では本当に老後を迎える前に貯金が2000万円あれば安泰なのでしょうか。

そこで今回は定年目前の50代にフォーカスして、50代はいくら貯金をもっているのか確認してみましょう。

50代世帯の金融資産保有額

金融広報中央委員会の「家計の金融行動に関する世論調査〔二人以上世間調査〕令和元年調査結果」によると、50代の金融資産保有額(金融資産非保有世帯も含む)は下記のとおりです。

  • 金融資産非保有・・・21.8%
  • 100万円未満・・・4.5%
  • 100~200万未満・・・4.6%
  • 200~300万未満・・・4.0%
  • 300~400万未満・・・3.6%
  • 400~500万未満・・・3.6%
  • 500~700万未満・・・4.9%
  • 700~1,000万未満・・・7.6%
  • 1,000~1,500万未満・・・10.7%
  • 1,500~2,000万未満・・・8.3%
  • 2,000~3,000万未満・・・7.6%
  • 3,000万以上・・・8.9%
  • 無回答・・・9.8%

注目は金融資産を持っていない世帯の比率が一番多くなっているところです。次いで1000~1500万円を保有する世帯となっていることから資産の格差があることが分かります。
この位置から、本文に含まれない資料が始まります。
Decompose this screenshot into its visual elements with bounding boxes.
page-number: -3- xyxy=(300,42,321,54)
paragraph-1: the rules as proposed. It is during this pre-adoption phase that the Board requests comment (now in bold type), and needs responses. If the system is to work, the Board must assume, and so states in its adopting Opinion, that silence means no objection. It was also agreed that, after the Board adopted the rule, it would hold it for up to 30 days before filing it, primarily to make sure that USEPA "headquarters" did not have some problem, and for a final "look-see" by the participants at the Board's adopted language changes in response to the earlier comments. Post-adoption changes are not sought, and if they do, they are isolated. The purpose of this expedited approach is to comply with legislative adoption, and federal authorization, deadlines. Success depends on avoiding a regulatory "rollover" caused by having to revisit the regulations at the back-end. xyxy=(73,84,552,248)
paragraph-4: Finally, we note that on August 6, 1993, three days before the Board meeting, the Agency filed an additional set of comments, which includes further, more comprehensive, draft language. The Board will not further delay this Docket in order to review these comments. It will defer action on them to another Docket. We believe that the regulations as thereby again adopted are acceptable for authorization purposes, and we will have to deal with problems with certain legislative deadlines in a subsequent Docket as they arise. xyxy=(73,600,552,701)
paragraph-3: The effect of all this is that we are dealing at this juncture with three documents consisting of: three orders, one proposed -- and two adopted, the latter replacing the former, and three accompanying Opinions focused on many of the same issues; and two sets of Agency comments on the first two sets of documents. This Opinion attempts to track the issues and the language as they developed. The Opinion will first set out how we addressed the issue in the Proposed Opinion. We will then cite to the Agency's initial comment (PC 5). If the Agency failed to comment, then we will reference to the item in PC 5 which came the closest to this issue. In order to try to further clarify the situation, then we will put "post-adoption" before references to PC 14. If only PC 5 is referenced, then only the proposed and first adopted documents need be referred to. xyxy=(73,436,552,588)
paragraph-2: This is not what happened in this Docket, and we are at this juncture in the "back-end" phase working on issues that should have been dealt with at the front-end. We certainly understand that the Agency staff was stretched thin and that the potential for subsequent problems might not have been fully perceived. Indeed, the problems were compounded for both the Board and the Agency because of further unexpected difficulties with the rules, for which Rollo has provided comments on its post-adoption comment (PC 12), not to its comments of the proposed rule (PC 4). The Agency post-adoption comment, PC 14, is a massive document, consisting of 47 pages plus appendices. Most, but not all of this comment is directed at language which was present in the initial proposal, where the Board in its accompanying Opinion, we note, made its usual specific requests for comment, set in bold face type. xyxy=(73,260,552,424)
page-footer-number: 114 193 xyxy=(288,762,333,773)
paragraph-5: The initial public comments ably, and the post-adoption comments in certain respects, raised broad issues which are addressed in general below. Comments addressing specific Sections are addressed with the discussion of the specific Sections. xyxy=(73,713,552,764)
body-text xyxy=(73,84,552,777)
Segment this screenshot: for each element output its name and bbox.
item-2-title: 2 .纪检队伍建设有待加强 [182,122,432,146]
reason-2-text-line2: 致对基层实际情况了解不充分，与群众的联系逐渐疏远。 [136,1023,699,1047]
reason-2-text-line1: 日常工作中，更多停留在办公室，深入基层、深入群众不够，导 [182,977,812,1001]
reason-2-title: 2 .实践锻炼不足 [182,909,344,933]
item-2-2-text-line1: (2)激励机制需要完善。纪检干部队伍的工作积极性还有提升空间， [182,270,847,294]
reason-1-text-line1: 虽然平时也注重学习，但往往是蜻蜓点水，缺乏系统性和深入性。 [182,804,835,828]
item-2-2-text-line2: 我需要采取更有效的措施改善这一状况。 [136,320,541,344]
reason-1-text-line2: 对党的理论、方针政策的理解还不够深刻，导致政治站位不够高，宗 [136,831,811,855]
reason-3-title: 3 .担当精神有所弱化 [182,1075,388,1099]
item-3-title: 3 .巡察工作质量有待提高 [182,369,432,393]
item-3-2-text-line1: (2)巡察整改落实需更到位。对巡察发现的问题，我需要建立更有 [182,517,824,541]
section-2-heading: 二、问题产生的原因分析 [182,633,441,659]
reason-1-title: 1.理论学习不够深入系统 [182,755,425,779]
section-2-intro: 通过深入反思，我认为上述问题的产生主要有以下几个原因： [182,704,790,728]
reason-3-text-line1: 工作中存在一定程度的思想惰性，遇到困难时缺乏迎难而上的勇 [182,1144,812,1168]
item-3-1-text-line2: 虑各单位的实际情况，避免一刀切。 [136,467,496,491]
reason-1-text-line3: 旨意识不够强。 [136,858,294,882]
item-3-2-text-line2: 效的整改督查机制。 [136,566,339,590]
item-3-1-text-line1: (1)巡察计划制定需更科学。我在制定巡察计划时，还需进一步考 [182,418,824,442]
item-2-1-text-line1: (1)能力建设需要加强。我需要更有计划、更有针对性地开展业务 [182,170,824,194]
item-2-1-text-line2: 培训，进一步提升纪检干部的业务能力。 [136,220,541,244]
また50代の二人以上世帯の金融資産保有額(金融資産非保有世帯も含む)は平均で1194万円、中央値が600万円です。
金融資産とある通り、預貯金だけでなく生命保険や有価証券も含めた数値となっています。

このようなデータは一部の金融資産を多く持っている世帯が平均を大きく押し上げる傾向にあるので、中央値がより実勢に近い数値になると言えます。

この調査結果を見る限りでは、金融資産を2000万円以上保有している世帯は全体の16%程度であり、2000万円に届かない方が大半だということが分かります。